A will is one of the most crucial legal documents you can ever create and sign. Done right, a will can take the guesswork out of the equation and articulate your wishes when you are no longer around to speak for yourself. Without one, on the other hand, the government would step in and determine how your hard-earned assets are distributed. And this might not sit well with you.
However, it is not uncommon for a will to be the subject of unending court battles. While some grounds for disputing a will might be frivolous, there are instances when a will can fall short of the legal threshold required by the probate court.
Here are two instances when your will may be contested during probate.
There are questions about your mental capacity
Like any legal document, you must be of sound mind to create and sign a will in Iowa. The law presumes that at 18, an individual can make informed decisions, including the decision to create a will. If, however, your ability to make sound decisions is impaired by an illness like dementia at the time of signing the will, then someone might argue that you lacked the testamentary capacity to sign it.
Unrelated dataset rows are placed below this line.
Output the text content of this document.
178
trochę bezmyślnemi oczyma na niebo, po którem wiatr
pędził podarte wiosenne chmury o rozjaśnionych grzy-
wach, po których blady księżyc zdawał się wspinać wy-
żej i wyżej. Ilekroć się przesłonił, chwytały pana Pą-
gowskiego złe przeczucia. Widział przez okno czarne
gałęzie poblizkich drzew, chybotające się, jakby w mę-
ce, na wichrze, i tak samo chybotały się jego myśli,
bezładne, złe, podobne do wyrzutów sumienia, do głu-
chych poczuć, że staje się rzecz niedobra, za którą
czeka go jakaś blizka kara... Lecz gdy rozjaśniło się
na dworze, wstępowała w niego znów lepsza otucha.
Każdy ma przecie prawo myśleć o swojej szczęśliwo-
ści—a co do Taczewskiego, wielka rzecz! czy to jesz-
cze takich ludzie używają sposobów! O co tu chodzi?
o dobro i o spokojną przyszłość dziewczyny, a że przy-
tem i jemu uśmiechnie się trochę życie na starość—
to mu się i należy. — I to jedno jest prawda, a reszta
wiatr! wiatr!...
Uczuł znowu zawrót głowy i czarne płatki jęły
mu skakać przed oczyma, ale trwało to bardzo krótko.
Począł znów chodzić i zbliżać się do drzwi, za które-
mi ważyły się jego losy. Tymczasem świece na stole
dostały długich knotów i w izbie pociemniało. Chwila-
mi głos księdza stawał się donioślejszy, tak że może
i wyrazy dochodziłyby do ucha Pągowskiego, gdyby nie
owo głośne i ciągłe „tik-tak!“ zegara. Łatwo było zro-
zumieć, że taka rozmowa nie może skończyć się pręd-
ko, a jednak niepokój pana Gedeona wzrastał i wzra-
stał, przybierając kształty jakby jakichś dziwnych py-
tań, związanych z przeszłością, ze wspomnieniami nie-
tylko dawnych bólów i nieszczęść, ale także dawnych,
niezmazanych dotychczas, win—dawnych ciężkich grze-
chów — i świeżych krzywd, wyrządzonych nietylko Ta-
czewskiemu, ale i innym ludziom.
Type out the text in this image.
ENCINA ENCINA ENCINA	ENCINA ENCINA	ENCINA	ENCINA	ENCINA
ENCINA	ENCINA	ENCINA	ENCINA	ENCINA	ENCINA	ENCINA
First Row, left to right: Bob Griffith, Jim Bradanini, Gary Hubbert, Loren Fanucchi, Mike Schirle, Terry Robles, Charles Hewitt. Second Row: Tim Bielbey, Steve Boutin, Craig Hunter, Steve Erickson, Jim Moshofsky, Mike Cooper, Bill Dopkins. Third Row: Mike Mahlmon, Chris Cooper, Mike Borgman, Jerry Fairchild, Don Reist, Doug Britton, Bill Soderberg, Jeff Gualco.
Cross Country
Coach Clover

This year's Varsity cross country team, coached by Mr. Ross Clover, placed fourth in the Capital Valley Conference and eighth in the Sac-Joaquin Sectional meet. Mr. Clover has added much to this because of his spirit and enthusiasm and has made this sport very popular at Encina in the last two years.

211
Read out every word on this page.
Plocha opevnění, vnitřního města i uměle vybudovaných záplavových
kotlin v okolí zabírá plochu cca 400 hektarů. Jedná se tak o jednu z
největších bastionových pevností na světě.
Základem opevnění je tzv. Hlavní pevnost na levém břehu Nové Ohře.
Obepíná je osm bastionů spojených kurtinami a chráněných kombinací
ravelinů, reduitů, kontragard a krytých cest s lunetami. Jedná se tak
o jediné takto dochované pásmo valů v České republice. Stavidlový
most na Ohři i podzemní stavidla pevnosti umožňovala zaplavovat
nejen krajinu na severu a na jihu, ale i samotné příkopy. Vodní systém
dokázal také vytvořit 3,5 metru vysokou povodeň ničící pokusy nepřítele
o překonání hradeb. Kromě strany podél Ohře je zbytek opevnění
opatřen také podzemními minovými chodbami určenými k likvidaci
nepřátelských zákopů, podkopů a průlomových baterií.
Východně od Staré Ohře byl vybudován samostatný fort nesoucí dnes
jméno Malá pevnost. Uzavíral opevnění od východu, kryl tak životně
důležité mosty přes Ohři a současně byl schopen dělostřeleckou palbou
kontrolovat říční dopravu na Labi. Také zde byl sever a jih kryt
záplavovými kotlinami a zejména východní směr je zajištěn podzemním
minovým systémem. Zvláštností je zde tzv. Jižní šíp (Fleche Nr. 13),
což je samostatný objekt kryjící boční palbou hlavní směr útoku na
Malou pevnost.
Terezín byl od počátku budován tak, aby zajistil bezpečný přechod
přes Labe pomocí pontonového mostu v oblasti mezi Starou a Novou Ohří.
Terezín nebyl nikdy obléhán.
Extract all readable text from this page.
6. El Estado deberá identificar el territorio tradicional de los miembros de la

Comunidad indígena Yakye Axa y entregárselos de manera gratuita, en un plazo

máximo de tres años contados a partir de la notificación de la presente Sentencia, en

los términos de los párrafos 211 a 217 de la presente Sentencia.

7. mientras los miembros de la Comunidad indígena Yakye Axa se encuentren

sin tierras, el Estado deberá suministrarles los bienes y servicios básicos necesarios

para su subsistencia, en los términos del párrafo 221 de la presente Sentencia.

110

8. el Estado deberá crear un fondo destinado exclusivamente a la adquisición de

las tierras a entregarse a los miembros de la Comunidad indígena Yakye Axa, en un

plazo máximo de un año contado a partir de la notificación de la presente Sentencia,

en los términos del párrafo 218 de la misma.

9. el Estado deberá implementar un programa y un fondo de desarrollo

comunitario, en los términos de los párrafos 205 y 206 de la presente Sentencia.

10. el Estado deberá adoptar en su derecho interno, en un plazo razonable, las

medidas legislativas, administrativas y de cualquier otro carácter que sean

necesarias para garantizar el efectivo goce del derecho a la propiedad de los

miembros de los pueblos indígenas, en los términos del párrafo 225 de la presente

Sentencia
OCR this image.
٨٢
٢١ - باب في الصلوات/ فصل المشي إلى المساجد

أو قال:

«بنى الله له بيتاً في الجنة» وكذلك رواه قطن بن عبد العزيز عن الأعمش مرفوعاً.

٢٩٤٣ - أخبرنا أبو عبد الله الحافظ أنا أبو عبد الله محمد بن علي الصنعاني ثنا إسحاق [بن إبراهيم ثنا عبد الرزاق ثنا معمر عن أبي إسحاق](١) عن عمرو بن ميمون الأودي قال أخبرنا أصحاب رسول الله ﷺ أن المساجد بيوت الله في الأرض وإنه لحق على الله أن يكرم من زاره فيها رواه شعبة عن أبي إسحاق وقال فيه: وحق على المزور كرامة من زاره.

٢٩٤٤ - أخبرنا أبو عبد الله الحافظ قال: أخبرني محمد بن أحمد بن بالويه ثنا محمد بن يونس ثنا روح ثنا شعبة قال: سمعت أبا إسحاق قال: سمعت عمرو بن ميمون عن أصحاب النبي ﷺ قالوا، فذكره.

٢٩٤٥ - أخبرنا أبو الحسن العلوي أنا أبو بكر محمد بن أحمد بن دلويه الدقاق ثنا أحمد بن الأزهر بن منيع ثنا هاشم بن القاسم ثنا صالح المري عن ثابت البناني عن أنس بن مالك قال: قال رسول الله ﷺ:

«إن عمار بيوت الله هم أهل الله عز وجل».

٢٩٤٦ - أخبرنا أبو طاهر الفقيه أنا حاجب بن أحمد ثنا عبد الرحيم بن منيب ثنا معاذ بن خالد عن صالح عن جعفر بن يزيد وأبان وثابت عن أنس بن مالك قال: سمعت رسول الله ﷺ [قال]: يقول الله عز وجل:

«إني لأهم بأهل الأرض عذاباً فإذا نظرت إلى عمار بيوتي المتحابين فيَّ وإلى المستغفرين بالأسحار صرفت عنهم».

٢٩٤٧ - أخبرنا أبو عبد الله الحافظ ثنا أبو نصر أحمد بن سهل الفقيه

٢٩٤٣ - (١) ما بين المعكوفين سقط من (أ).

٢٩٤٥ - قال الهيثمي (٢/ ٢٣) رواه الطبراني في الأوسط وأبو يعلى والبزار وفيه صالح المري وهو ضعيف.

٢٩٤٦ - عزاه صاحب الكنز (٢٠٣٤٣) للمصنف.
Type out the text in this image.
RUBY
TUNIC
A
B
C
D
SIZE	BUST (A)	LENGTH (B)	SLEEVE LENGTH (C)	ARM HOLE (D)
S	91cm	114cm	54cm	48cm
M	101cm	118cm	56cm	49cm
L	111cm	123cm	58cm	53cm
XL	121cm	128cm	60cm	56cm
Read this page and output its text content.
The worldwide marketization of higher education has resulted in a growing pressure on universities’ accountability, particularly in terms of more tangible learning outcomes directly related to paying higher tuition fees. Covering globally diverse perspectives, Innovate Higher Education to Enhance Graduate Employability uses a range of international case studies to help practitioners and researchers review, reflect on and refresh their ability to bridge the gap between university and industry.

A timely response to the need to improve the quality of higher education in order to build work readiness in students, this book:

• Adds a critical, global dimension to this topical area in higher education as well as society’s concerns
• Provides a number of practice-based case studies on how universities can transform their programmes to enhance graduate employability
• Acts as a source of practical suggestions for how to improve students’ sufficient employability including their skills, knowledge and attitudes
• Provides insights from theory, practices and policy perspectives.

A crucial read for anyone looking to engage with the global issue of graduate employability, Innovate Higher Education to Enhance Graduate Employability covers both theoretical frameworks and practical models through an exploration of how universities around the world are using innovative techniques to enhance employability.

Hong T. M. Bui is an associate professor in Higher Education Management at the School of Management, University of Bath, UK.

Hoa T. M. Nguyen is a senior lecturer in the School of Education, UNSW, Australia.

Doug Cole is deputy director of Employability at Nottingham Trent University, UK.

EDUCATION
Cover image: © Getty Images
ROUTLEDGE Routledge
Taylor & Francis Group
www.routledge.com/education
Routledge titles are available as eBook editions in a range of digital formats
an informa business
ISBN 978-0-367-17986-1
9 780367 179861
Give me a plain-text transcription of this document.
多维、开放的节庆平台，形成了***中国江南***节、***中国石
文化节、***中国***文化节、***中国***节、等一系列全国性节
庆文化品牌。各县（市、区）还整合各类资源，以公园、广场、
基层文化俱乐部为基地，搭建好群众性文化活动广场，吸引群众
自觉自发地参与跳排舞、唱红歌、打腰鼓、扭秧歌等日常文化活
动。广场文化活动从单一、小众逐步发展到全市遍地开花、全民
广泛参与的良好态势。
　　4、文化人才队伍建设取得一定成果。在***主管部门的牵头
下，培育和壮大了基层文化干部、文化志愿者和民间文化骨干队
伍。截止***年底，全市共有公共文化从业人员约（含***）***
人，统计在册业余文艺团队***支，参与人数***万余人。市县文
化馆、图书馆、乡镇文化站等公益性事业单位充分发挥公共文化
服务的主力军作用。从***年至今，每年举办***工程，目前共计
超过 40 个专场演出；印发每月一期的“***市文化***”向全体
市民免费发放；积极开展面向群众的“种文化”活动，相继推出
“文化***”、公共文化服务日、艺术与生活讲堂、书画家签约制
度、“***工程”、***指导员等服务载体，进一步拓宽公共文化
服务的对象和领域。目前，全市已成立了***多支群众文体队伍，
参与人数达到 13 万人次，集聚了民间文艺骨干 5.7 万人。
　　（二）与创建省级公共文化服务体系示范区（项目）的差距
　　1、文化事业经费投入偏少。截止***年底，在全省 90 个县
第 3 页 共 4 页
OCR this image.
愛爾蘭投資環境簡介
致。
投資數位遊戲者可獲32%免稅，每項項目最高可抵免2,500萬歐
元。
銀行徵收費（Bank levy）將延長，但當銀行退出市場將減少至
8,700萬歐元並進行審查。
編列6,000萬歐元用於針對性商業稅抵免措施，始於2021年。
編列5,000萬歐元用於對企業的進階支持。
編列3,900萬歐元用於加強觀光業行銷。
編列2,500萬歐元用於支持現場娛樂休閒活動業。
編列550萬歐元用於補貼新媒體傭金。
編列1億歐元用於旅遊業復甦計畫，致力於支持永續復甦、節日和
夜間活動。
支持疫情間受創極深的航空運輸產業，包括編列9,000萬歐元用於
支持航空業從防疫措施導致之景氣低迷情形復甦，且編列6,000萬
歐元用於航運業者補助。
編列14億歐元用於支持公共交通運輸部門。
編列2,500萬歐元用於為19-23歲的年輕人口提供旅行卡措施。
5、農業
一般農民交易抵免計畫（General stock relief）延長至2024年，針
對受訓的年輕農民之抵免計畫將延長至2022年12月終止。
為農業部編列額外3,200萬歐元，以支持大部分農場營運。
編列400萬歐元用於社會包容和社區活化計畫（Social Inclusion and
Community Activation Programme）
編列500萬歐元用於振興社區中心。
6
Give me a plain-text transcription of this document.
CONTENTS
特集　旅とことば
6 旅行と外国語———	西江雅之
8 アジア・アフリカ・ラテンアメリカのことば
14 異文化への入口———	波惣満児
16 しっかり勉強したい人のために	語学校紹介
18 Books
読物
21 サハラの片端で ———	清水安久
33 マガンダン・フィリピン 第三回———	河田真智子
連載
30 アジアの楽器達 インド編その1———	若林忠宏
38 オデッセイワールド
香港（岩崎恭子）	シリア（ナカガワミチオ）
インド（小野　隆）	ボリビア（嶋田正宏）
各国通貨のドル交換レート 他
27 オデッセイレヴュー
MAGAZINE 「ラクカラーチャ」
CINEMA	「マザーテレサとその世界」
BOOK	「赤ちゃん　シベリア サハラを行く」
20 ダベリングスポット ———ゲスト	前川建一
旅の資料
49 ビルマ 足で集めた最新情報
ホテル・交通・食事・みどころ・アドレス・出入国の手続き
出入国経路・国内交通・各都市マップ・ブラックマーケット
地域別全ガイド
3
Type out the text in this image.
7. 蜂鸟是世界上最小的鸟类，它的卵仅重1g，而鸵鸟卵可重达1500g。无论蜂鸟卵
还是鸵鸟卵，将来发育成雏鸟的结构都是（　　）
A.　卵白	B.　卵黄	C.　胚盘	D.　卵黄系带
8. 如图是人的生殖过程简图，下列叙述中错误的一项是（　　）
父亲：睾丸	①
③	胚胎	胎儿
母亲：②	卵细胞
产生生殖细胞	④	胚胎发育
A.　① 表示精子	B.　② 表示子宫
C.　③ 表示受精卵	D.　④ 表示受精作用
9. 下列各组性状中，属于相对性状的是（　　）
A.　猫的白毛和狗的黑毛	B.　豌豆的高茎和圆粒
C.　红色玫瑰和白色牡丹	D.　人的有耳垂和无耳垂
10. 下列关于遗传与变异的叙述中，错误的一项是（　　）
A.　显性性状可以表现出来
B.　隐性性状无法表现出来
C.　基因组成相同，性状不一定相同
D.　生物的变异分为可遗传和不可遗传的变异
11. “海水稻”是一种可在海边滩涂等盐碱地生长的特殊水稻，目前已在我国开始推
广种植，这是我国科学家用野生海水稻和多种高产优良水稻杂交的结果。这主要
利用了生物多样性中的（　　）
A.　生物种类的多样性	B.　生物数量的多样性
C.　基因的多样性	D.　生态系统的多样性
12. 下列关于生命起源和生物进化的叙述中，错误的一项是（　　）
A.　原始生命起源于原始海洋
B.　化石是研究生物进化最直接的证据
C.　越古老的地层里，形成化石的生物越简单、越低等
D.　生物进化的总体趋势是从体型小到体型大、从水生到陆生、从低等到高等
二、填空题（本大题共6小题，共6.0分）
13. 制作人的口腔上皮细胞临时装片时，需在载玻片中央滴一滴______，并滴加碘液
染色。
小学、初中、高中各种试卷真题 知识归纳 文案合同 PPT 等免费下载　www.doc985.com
There is evidence of fraud or undue influence
A will that is a product of fraud or undue influence cannot be enforced. Undue influence happens when someone manipulates or threatens you into signing a will that doesn’t reflect your true wishes. Fraud, on the other hand, happens when it is established that a will has been signed by someone else other than you.
Protecting your legacy
Seeking legal guidance can give you peace of mind by helping make certain that your will is valid. That way, your wishes will be honored.